Distributable Cash Flow. The Partnership agreement defines DCF as adjusted EBITDA attributable to the Partnership adjusted for:
- Addition of interest income;
- Subtraction of net cash paid for interest expense;
- Subtraction of maintenance capital expenditures; and
- Subtraction of income taxes.
Management compares the DCF the Partnership generates to the cash distributions it expects to pay its partners. Using this metric, management computes a distribution coverage ratio. DCF is an important non-GAAP financial measure for our limited partners since it serves as an indicator of our success in providing a cash return on investment. Specifically, this financial measure indicates to investors whether or not the Partnership is generating cash flows at a level that can sustain or support an increase in its quarterly cash distributions. DCF is also a quantitative standard used by the investment community with respect to publicly traded partnerships because the value of a partnership unit is in part measured by its yield, which is based on the amount of cash distributions a partnership can pay to a unitholder. The GAAP measure most directly comparable to DCF is net cash provided by operating activities.
Adjusted Distributable Cash Flow. The Partnership includes the quarterly impact of contractual minimum volume commitments that are not recognized until the fourth quarter of each year in its calculation of adjusted DCF for the purpose of calculating the distribution coverage ratio.
Access Midstream Partners, L.P. (NYSE:ACMP) is the industry’s largest gathering and processing master limited partnership as measured by throughput volume and invested capital. The Partnership owns, operates, develops and acquires natural gas gathering and processing systems and other midstream energy assets. Headquartered in Oklahoma City, the Partnership's operations are focused on the Barnett, Eagle Ford, Haynesville, Marcellus, Niobrara and Utica Shales and Mid-Continent region of the U.S. The Partnership’s common units are listed on the New York Stock Exchange under the symbol ACMP. Further information is available at
where the Partnership routinely posts announcements, updates, events, investor information and presentations and all recent press releases.

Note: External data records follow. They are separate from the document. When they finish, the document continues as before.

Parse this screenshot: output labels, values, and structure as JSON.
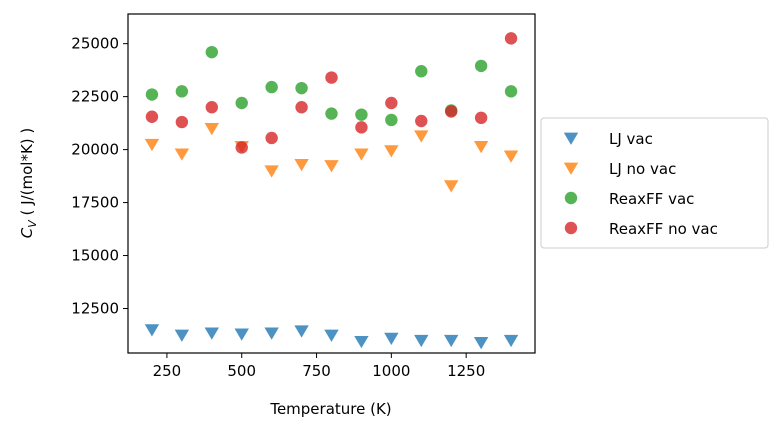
{
  "chart_data": {
    "type": "scatter",
    "xlabel": "Temperature (K)",
    "ylabel_prefix": "C",
    "ylabel_sub": "V",
    "ylabel_suffix": " ( J/(mol*K) )",
    "xlim": [
      120,
      1480
    ],
    "ylim": [
      10400,
      26400
    ],
    "xticks": [
      250,
      500,
      750,
      1000,
      1250
    ],
    "xtick_labels": [
      "250",
      "500",
      "750",
      "1000",
      "1250"
    ],
    "yticks": [
      12500,
      15000,
      17500,
      20000,
      22500,
      25000
    ],
    "ytick_labels": [
      "12500",
      "15000",
      "17500",
      "20000",
      "22500",
      "25000"
    ],
    "grid": false,
    "legend_position": "right, outside",
    "series": [
      {
        "name": "LJ vac",
        "color": "#1f77b4",
        "marker": "triangle-down",
        "x": [
          200,
          300,
          400,
          500,
          600,
          700,
          800,
          900,
          1000,
          1100,
          1200,
          1300,
          1400
        ],
        "y": [
          11500,
          11250,
          11350,
          11300,
          11350,
          11450,
          11250,
          10950,
          11100,
          11000,
          11000,
          10900,
          11000
        ]
      },
      {
        "name": "LJ no vac",
        "color": "#ff7f0e",
        "marker": "triangle-down",
        "x": [
          200,
          300,
          400,
          500,
          600,
          700,
          800,
          900,
          1000,
          1100,
          1200,
          1300,
          1400
        ],
        "y": [
          20250,
          19800,
          21000,
          20150,
          19000,
          19300,
          19250,
          19800,
          19950,
          20650,
          18300,
          20150,
          19700
        ]
      },
      {
        "name": "ReaxFF vac",
        "color": "#2ca02c",
        "marker": "circle",
        "x": [
          200,
          300,
          400,
          500,
          600,
          700,
          800,
          900,
          1000,
          1100,
          1200,
          1300,
          1400
        ],
        "y": [
          22600,
          22750,
          24600,
          22200,
          22950,
          22900,
          21700,
          21650,
          21400,
          23700,
          21850,
          23950,
          22750
        ]
      },
      {
        "name": "ReaxFF no vac",
        "color": "#d62728",
        "marker": "circle",
        "x": [
          200,
          300,
          400,
          500,
          600,
          700,
          800,
          900,
          1000,
          1100,
          1200,
          1300,
          1400
        ],
        "y": [
          21550,
          21300,
          22000,
          20100,
          20550,
          22000,
          23400,
          21050,
          22200,
          21350,
          21800,
          21500,
          25250
        ]
      }
    ]
  }
}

This press release includes forward-looking statements. Forward-looking statements give our current expectations or forecasts of future events. They include but are not limited to our business strategy and plans and objectives for future operations. We caution you not to place undue reliance on our forward-looking statements, which speak only as of the date of this release, and we undertake no obligations to update this information. Although we believe the expectations and forecasts reflected in these and other forward-looking statements are reasonable, we can give no assurance they will prove to be correct. They can be affected by inaccurate assumptions or by known or unknown risks and uncertainties. Factors that could cause actual results to differ materially from expected results are described under “Risk Factors” in our 2011 Annual Report on Form 10-K and our other SEC filings.